2.2 Das vom Bezirksgericht festgesetzte Besuchsrecht schränkt den Umfang des persönlichen Verkehrs (Art. 273 Abs. 1 ZGB) massiv ein. Konflikte zwischen den Eltern sind indessen kein Grund für eine Beschränkung des Besuchsrechts gegenüber dem Kind. Laut bundesgerichtlicher Rechtsprechung haben sich die Eltern zu bemühen, die Ausübung des Besuchsrechts nicht zum Anlass zu nehmen, ihre gegenseitigen Zwistigkeiten auszutragen. Es wäre denn auch unhaltbar, wenn der obhutsberechtigte Elternteil es in der Hand hätte, gewissermassen durch Zwistigkeiten mit dem anderen Teil den Umfang des Besuchsrechts zu steuern. Eine Beschränkung des Besuchsrechts rechtfertigt sich deshalb einzig, wenn aufgrund der tatsächlichen Umstände davon auszugehen ist, dass die Gewährung des üblichen Besuchsrechts das Kindeswohl gefährdet. Hierfür sind in jedem Fall die näheren Umstände abzuklären, damit im Einzelfall eine angemessene Regelung getroffen werden kann (zum Ganzen vgl. BGE 131 III 209). Konkrete Feststellungen, weshalb eine Beschränkung des Besuchsrechts vorliegend ausnahmsweise gerechtfertigt sein sollte, fehlen im angefochtenen Entscheid.
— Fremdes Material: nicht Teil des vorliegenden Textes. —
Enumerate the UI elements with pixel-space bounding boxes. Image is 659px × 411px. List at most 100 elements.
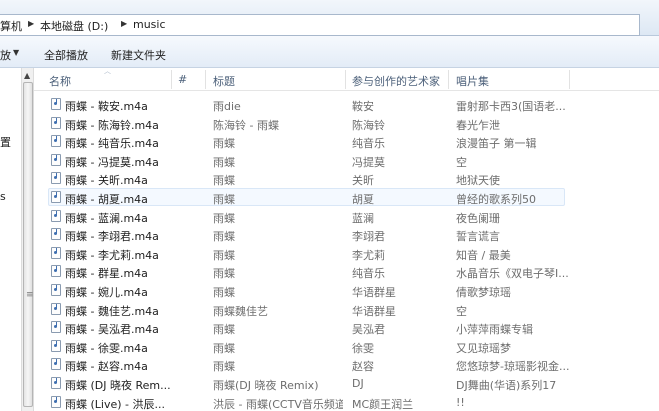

Aufgrund der Untersuchungs- und Offizialmaxime (Art. 296 Abs. 1 und 3 ZPO) durfte sich der Bezirksrichter nicht mit rein formellen Erwägungen begnügen. Ohnehin sind diese falsch. So wendet der Berufungskläger zu Recht ein, dass er seine Zustimmung zu einem beschränkten Besuchsrecht nur für die Dauer des Abänderungsverfahrens erteilt und im Übrigen am 3. November 2014 einlässliche Begehren gestellt habe, an welchen er am 14. November 2014 festgehalten habe. Selbst das Bezirksgericht führte in seinem Entscheid vom 18. Dezember 2014 aus, der Vater habe am 3. November 2014 detaillierte Anträge betreffend das Besuchsrecht gestellt. Diese zielen aber nach einer Übergangszeit auf ein Besuchsrecht im üblichen Umfang hin. Über diese Anträge hat das Bezirksgericht nicht befunden. Es hat ausserdem ohne nähere sachverhaltsmässige Abklärungen das Besuchsrecht beschnitten. Mithin verletzt das angefochtene Urteil in diesem Punkt Art. 273 ZGB, weshalb es aufzuheben und die Sache hinsichtlich der Regelung des persönlichen Verkehrs an die erste Instanz zurückzuweisen ist (Art. 318 Abs. 1 lit. c ZPO), damit diese nach Vornahme der allenfalls notwendigen Abklärungen und Gewährung des rechtlichen Gehörs, soweit dies erforderlich ist, neu entscheidet.